Zu meinem Glück hatte die Bäuerin einen guten Draht zum NS-Gruppenleiter. Sie gab an, sie brauche mich für die Arbeit auf dem Hof. Am nächsten Morgen hatte ich verschlafen, was mir das Leben rettete. Dieser Zug - mit vorwiegend Kindern und alten Männern - wurde beschossen und völlig zerstört. Es gab viele Tote und Schwerverletzte.

Später wurde ich nach Schwäbisch Hall "versetzt", wo wir einen kleinen Flugplatz verteidigen sollten. Dort nahmen uns die Amerikaner unter Feuer, doch ich konnte zurück nach Lendsiedel fliehen.

An einem Nachmittag im April 1945 sollte ich den deutschen Soldaten helfen, ein schweres Maschinengewehr auf dem Eichentisch in der guten Stube meines Landwirts zu montieren. Es war ein Eckhaus an einer Kreuzung, an der man die Straße gut einsehen konnte. Schon von Weitem hörte man die dröhnenden Panzerfahrzeuge. Auf einmal kam von der Einsatzleitung der Befehl, sich abzusetzen.

Ich verschwand schnellstens in den Keller zu meiner Familie und den Nachbarn. Als mit einem fürchterlichen Knall die Kellertür eingeschlagen wurde, stand vor uns ein großer und dunkelhäutiger Amerikaner mit einem Sturmgewehr. Er machte ein paar Schritte auf meinen Bruder Arthur zu, grinste und sagte: "You Chewing Gum?" Wir wussten sofort, dass alles gut ausgehen würde. Er gab ihm Schokolade und eine Handvoll Kaugummis. Dann ging er wieder.

Anfang Mai trafen wir eine Gruppe Radfahrer aus Ludwigshafen. Sie teilten uns mit, dass der Krieg für Mannheim vorbei sei. Ich organisierte schnell einen uralten Kinderwagen mit hohen Rädern, dann machten wir uns auf den Heimweg. Unterwegs schloss sich uns eine ältere Dame an, die nach Feudenheim wollte. Sieben Tage waren wir unterwegs.

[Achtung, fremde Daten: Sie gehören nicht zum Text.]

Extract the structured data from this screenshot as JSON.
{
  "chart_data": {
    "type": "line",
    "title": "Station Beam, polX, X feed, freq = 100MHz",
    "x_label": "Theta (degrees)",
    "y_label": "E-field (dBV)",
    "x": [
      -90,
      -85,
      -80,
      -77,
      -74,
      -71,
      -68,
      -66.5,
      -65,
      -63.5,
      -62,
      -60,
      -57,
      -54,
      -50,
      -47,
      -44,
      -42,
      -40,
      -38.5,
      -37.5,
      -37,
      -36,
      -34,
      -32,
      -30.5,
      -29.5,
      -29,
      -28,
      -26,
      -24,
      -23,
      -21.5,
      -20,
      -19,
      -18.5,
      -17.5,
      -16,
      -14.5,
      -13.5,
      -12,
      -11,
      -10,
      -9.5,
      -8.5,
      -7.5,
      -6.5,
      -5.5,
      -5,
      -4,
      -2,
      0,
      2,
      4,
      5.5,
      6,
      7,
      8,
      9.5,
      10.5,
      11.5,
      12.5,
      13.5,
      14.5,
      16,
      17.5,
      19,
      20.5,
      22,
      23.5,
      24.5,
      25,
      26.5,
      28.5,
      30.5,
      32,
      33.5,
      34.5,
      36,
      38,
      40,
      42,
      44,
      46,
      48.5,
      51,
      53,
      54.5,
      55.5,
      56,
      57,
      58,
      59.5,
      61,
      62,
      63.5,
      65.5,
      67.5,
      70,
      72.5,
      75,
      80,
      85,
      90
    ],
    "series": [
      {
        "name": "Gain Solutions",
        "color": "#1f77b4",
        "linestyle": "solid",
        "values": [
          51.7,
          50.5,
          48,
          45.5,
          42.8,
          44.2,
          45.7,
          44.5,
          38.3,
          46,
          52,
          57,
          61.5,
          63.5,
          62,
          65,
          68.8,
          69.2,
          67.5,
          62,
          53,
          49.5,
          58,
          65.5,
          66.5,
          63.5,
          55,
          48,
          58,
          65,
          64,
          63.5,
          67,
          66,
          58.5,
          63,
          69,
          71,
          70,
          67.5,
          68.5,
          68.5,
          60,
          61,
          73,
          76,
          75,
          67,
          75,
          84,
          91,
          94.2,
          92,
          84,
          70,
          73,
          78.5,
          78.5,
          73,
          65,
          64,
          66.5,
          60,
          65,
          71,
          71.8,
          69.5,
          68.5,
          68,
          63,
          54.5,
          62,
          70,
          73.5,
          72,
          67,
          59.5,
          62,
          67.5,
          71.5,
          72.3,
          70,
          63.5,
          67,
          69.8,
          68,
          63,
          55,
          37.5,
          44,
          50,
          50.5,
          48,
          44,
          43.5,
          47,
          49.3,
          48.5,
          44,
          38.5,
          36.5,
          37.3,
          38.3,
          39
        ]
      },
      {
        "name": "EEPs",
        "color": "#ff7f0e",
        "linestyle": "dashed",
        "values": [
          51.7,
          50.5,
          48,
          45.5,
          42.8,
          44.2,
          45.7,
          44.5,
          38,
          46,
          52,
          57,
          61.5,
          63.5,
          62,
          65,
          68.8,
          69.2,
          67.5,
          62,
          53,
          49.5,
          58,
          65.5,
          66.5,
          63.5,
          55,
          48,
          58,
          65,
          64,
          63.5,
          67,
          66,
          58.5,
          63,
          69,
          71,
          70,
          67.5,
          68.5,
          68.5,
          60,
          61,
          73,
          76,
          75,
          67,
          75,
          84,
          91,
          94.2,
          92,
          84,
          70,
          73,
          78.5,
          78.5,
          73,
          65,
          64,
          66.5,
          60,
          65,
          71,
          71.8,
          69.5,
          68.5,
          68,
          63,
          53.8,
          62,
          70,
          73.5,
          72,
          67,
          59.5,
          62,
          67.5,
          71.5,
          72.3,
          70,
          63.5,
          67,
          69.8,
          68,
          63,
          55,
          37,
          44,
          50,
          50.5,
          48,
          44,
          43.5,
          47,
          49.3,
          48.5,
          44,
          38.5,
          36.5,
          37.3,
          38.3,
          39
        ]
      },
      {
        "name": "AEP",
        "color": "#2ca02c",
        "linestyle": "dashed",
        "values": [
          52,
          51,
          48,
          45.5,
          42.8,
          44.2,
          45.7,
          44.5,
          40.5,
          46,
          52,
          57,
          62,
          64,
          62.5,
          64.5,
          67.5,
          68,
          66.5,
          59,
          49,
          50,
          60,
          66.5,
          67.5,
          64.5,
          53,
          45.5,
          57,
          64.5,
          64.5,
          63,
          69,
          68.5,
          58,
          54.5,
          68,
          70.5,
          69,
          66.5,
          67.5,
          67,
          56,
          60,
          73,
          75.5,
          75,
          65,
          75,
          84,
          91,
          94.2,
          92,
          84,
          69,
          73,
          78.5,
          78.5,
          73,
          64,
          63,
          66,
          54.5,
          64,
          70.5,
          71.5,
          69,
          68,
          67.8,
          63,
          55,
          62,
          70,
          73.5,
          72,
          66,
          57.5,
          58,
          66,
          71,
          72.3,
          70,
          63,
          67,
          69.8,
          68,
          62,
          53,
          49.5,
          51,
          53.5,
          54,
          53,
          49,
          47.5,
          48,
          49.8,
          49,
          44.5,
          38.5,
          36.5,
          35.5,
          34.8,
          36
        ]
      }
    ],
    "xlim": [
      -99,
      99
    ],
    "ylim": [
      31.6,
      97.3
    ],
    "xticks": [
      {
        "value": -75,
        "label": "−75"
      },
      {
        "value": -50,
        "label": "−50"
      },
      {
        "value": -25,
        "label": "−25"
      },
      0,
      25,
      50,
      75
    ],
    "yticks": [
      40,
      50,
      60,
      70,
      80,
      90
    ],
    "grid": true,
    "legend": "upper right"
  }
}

Zuhause war unsere Wohnung von Truppen besetzt. Sie hatten ein ganzes Stadtviertel mit Stacheldraht umzäunt, und niemand durfte es betreten. Wir bekamen eine Ersatzwohnung in der Wilhelmstraße 85 zugewiesen.

Meine begonnene Lehre in der Asoma-Druckerei konnte ich bei "Jung & Sack" fortsetzen. 1948 schloss ich diese mit einer guten Gesellenprüfung ab.